И они все вместе, втроем, вышли навсегда из «Парка королей». Но в воротах старик внезапно остановился, и обернувшиеся к нему спутники увидели, что по его белой бороде, как алмаз по серебру, бежит светлая слеза.
— Не думайте… — сказал старик дрожащим от волнения голосом, — не думайте, что я буду… уж вовсе для вас бесполезен… Я умею… я умею клеить прекрасные коробочки из разноцветного картона…
И в восторге от его слов бешено бросилась ему на шею рыженькая девочка.
Телеграфист
Зима. Поздняя ночь. Я сижу на казенном клеенчатом диване в телеграфной комнате захолустной пограничной станции. Мне дремлется. Тихо, точно в лесу. Я слышу, как шумит кровь у меня в ушах, а четкое постукивание аппарата напоминает мне о невидимом дятле, который где-то высоко надо мною упорно долбит сосновый ствол.
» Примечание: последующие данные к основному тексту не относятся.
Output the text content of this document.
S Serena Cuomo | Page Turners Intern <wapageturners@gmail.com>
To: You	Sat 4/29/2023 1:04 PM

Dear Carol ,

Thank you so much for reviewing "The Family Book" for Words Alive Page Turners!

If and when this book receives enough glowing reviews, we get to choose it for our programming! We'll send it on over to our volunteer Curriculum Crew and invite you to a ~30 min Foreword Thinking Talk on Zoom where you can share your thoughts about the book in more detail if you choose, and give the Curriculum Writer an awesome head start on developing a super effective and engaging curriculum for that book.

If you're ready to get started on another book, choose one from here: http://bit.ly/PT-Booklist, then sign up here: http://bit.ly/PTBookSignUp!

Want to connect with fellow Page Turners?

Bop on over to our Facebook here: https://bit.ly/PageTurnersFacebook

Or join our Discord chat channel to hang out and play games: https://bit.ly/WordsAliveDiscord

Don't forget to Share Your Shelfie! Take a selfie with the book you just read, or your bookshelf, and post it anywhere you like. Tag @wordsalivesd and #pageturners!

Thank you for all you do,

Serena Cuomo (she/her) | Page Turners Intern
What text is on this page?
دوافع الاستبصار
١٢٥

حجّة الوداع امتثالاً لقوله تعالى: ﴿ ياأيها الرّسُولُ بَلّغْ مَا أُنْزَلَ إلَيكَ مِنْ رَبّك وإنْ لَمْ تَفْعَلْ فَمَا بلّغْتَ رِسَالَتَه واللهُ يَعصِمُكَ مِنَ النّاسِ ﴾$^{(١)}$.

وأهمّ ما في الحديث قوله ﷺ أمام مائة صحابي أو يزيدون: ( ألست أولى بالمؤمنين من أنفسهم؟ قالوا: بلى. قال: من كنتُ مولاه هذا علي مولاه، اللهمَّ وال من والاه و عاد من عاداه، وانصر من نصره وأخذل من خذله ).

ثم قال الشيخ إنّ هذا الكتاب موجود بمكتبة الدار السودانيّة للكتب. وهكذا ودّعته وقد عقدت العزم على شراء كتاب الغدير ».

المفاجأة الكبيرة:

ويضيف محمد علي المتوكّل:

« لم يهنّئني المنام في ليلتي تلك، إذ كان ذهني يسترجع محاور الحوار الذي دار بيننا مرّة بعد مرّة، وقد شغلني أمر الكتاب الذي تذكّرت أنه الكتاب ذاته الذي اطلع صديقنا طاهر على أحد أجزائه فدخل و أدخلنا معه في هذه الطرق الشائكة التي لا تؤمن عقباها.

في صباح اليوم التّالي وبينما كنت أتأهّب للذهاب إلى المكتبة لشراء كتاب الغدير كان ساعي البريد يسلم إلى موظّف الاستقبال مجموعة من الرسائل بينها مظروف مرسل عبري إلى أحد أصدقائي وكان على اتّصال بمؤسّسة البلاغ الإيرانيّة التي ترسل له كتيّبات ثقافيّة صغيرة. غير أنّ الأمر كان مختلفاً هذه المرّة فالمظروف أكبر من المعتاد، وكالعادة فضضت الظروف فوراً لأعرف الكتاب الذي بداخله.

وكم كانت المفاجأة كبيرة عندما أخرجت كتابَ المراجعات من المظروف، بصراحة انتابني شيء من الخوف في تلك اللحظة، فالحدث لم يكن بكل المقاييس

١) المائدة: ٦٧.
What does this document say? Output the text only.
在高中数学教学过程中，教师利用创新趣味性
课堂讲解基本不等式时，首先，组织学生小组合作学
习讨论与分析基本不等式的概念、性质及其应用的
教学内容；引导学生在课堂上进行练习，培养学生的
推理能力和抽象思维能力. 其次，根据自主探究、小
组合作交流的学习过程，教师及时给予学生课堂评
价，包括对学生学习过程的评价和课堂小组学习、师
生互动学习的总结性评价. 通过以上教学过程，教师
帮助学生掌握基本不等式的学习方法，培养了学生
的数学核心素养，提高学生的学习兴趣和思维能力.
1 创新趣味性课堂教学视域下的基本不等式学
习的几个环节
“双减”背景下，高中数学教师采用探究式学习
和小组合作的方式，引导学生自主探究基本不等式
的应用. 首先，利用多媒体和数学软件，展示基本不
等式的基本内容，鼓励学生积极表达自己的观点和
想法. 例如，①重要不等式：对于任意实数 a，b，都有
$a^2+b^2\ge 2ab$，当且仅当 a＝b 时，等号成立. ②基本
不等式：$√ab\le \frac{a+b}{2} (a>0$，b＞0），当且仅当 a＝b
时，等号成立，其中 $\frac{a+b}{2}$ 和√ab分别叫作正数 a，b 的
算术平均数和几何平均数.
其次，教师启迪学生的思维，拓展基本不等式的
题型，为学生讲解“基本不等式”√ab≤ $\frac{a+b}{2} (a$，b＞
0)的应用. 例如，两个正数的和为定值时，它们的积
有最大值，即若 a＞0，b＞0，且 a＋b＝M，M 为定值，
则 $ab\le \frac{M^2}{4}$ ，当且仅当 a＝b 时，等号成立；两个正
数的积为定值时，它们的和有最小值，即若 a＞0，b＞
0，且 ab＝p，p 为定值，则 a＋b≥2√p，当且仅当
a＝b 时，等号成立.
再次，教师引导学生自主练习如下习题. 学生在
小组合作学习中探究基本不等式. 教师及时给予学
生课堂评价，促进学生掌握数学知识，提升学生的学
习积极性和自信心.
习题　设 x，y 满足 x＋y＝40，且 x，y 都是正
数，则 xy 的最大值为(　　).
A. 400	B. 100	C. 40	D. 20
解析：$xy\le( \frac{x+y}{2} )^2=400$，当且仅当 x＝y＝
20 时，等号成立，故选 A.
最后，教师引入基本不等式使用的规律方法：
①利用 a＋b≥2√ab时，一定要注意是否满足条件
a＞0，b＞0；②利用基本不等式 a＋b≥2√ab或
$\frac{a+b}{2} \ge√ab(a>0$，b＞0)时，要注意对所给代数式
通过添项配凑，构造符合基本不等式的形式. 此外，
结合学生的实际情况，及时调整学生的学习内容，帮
Напротив меня согнулся над желтым блестящим ясеневым столиком дежурный телеграфист Саша Врублевский. Тень, падающая от зеленого абажура лампы, разрезывает его лицо пополам: верх в тени, но тем ярче освещены кончик носа, крупные суровые губы и острый бритый подбородок, выходящий из отложного белого воротника.
С большим трудом я различаю глубокие глазные впадины и внутри их опущенные выпуклые веки, придающие всему лицу, так хорошо знакомому, некрасивому, милому, скуластому лицу, то выражение важного покоя, которое мы видим только у мертвых.
Саша Врублевский горбат. Я знаю только две породы горбатых людей. Одни — и это большинство — высокомерны, сладострастны, злобны, подозрительны, мстивы, скупы и жадны. Другие же, немногие, а в особенности Саша Врублевский, кажутся мне лучшими брильянтами в венце истинного христианства. Когда я беру в свои руки их слабые, нежные, чуткие и беспомощные ручки, у меня в сердце такое чувство, точно ко мне ласкается больной ребенок. И когда я думаю о Сашиной душе, она мне представляется чем-то вроде большой прекрасной бабочки, — такой трепетной, робкой и нежной, что малейшее грубое прикосновение сомнет и оскорбит красоту ее крыльев. Он кроток, бессребреник, ко всему живому благожелателен и ни о ком ни разу не отозвался дурно. Иногда он говорит мне с ласковой, чуть-чуть укоризненной насмешкой:
— Несправедливые вы люди, господа писатели. Как только у вас в романе или повести появится телеграфист, — так непременно какой-то олух царя небесного, станционный хлыщ, что-то вроде интендантского писаря. Поет под гитару лакейские романсы, крутит усы и стреляет глазами в дам из первого класса. Ей-богу же, милочка, такой тип перевелся пятьдесят лет тому назад. Надо следить за жизнью. Вспомните-ка, как мы выдержали почтово-телеграфную забастовку, а ведь у нас большинство — многосемейные. Знаете, милочка, бедность-то везде плодуща, а жалованье наше — гроши. И если вышвырнут тебя из телеграфа с волчьим паспортом — куда пойдешь? Так-то, милочка. Мне сравнительно легко тогда было, я три языка знаю иностранных, в случае чего не пропал бы. А другие, милочка, прямо несли на это дело свои головы и потроха.